NixOS install with ZFS

Notes on how I installed NixOS using ZFS filesystems on a laptop

Based a lot on

Target system

My target system, which I call “moth”, is a Lenovo X1 Carbon Thinkpad Generation 1, with UEFI BIOS, Core i7-3667U 2.0 GHz, 8 GB memory.

The BIOS is configured to boot first off a USB drive if found, and to boot only UEFI.

Install media

On Aug 27, 2020, I went to the NixOS download page and downloaded the “Graphical live CD, 64-bit Intel/AMD” image as nixos-plasma5-20.03.2849.feff2fa6659-x86_64-linux.iso.

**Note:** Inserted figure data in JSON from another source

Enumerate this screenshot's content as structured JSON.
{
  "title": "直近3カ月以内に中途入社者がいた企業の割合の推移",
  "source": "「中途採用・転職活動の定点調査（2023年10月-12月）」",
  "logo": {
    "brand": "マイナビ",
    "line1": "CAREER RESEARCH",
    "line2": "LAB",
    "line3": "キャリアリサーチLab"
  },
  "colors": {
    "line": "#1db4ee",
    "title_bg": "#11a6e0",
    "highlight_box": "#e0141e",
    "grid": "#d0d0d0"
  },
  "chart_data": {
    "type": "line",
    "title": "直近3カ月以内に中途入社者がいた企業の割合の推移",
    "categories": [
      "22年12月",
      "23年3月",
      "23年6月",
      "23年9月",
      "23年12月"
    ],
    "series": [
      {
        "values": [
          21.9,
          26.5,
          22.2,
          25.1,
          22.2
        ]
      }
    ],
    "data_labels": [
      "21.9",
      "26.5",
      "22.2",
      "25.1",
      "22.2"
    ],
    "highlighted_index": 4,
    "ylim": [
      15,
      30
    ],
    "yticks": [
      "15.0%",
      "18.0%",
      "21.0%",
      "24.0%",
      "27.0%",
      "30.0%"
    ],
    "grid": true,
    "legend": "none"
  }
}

I plugged in a USB3 thumb drive (SanDisk 64GB drive, way overkill but it was handy), used lsblk to verify that it was /dev/sda, and copied the install image to it:

sudo if=nixos-plasma5-20.03.2849.feff2fa6659-x86_64-linux.iso of=/dev/sda bs=1M

Boot the installer

When that finished successfully, I plugged the USB thumb drive into my target laptop and powered it up. Since it’s configured to boot first off a USB drive, I didn’t need to do anything special for it to boot into the NixOS graphical installer.

Networking

I used the networking widget in the lower right status bar to get the laptop onto my local network with access to the Internet.

Set up filesystems

I opened a Konsole window and used that for most of the rest of this. I worked out the following commands by repeatedly editing and trying a script, which is why there are commands at the top to clean up things possibly left over from previous runs.

I set DISK to the “by-id” name of my hard drive:

DISK=/dev/disk/by-id/ata-Samsung_SSD_860_EVO_mSATA_500GB_S41NNB0KC04340K

I started by wiping the partitions using an instruction from https://florianfranke.dev/posts/2020/03/installing-nixos-with-encrypted-zfs-on-a-netcup.de-root-server/:

sgdisk --zap-all $DISK

I followed these instructions on how to partition and set up:

# I DID NOT create partition 2 since I don't need legacy (BIOS) boot
# Partition 2 will be the boot partition, needed for legacy (BIOS) boot
# sgdisk -a1 -n2:34:2047 -t2:EF02 $DISK

# If you need EFI support, make an EFI partition:
sgdisk -n3:1M:+512M -t3:EF00 $DISK

# Partition 1 will be the main ZFS partition, using up the remaining space on the drive.
sgdisk -n1:0:0 -t1:BF01 $DISK

# Create the pool. If you want to tweak this a bit and you're feeling adventurous, you
# might try adding one or more of the following additional options:
# To disable writing access times:
#   -O atime=off
# To enable filesystem compression:
#   -O compression=lz4
# To improve performance of certain extended attributes:
#   -O xattr=sa
# For systemd-journald posixacls are required
#   -O  acltype=posixacl
# To specify that your drive uses 4K sectors instead of relying on the size reported
# by the hardware (note small 'o'):
#   -o ashift=12
#
# The 'mountpoint=none' option disables ZFS's automount machinery; we'll use the
# normal fstab-based mounting machinery in Linux.
# '-R /mnt' is not a persistent property of the FS, it'll just be used while we're installing.
zpool create -O mountpoint=none -O atime=off -O compression=lz4 -O xattr=sa -O acltype=posixacl -o ashift=12 -R /mnt rpool $DISK-part1

# Create the filesystems. This layout is designed so that /home is separate from the root
# filesystem, as you'll likely want to snapshot it differently for backup purposes. It also
# makes a "nixos" filesystem underneath the root, to support installing multiple OSes if
# that's something you choose to do in future.
zfs create -o mountpoint=none rpool/root
zfs create -o mountpoint=legacy rpool/root/nixos
zfs create -o mountpoint=legacy rpool/home

# Mount the filesystems manually. The nixos installer will detect these mountpoints
# and save them to /mnt/nixos/hardware-configuration.nix during the install process.
mount -t zfs rpool/root/nixos /mnt
mkdir /mnt/home
mount -t zfs rpool/home /mnt/home

# If you need to boot EFI, you'll need to set up /boot as a non-ZFS partition.